After 65 consultation forums and more than 5,200 participation interventions, the presidential commission for electoral reform has begun the final stretch of its work. Pablo Gómez, executive president of the said commission, told the president of the National Electoral Institute, Guadalupe Taddei, on Monday that the initiative would be sent to Congress on February 1, just at the start of the regular period of sessions.
The Commission’s proposal will be finalized in the coming weeks with information provided by the INE and the Local Public Electoral Bodies (OPLE), and more than 350 proposals made by specialists and organizations during the consultation forums organized by the commission between September and December. Once Pablo Gómez presents the proposal, the Legal Department of the Presidency will be responsible for translating it into a reform initiative that will be signed by President Claudia Sheinbaum.
Guadalupe Taddei went this Monday to the offices of the Presidential Commission accompanied by 27 presidents of OPLE, who have started a crusade since October to avoid the extinction announced by Pablo Gómez at the start of the work.
Taddei herself, who before leading the INE chaired the OPLE of Sonora, defended the work of local institutes and warned of the operational risks that arise when they disappear. “We cannot leave aside their experience and operational capacity,” he declared before Rosa Icela Rodríguez, Secretary of the Interior, during the public hearing held in Hermosillo on October 8, which he attended in his personal capacity.
On the other hand, Pablo Gómez emphasized, at the start of his new mission, that the OPLE and the State Electoral Courts duplicate work and have no reason to exist. “The disappearance of the OPLE is very obvious, no one can say what they are for. The state courts do not resolve any cases, everything goes to the Electoral Court. Better to make a two-speed system,” he said in August in an interview with EL PAÍS.

This position, according to the authorities of the INE and the advisors of several OPLEs, is increasingly nuanced within the Government and the Commission itself, which includes, in addition to Gómez, José Merino, director of the Digital Transformation Agency; Lázaro Cárdenas Batel, head of the Office of the President; Arturo Zaldívar, coordinator of Politics and Government; Jesús Ramírez, coordinator of advisors, and the Secretary of the Interior, Rosa Icela Rodríguez.
“The OPLEs have already been saved,” said one of the participants in this Monday’s meeting, who assures that Pablo Gómez is no longer so critical of local organizations after 65 forums and two months of debates in which Morena’s own governors defended the existence of the bodies responsible for local electoral processes.
Pablo Gómez, author of the electoral reform initiatives presented by former President Andrés Manuel López Obrador, known as Plan A, B and C, justified his rejection of OPLE by the cost they imply for state governments: more than 13 billion pesos every year, in addition to the budget received by the INE. However, experts and authorities have warned of the danger of their disappearance in 2027, when federal elections for deputies coincide with gubernatorial elections in 17 states and with local elections to Congress and municipal councils in 30 states. Furthermore, if judicial reform is maintained on the terms in which it was approved, by 2027 half of the circuit and district courts not elected this year and local judges in a dozen states will be elected.

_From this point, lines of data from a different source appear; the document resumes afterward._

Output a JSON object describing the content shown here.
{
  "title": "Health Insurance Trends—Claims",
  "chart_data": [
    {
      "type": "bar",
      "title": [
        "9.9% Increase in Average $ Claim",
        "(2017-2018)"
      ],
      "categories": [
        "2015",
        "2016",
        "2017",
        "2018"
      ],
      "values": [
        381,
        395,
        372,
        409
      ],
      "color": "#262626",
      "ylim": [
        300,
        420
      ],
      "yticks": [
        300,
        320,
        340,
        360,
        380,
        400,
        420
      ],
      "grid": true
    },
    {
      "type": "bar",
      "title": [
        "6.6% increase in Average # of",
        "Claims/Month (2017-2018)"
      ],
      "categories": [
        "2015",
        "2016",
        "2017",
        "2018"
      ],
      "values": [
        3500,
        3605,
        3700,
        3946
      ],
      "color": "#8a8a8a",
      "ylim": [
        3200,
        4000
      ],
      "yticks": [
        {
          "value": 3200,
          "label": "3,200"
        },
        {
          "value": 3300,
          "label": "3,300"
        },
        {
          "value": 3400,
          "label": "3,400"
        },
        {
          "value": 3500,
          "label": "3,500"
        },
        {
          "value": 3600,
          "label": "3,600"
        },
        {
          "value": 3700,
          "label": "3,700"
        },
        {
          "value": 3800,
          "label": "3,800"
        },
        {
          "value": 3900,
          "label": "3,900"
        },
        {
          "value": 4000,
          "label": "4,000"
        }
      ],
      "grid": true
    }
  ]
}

If it is mainly planned to move the process of revocation of the mandate from April 2028 to June 2027, as proposed by the federal deputies of Morena close to President Sheinbaum, the mid-term elections will involve an insurmountable logistical challenge without the OPLE.
In addition to the future of OPLE, President Sheinbaum’s reform will determine the future of proportional representation legislators and a probable reduction in public funding that political parties receive each year, issues on which Morena’s allied parties (Greens and PT) have expressed their rejection.
The commission collects the latest proposals
Taddei said Monday that she had only served as a bridge to transmit to the presidential commission the diagnoses and proposals of associations of electoral authorities, civil organizations and local parties, which seek to “strengthen democracy and electoral federalism.” And he echoed a suggestion from Pablo Gómez, according to which anyone interested in sending a proposal would do so on the platform opened for this purpose on the presidential commission page (reformaelectoral.gob.mx).
Last week, Taddei tried unsuccessfully to reach consensus on a proposal from the 11 INE advisors, but a preview of the said document was leaked with preliminary proposals, which sparked protests from the advisors who were not consulted in its preparation and forced Taddei to postpone the delivery until January 12. This document would be the last contribution of the Presidential Commission in the final phase, before the initiative of President Claudia Sheinbaum is drafted.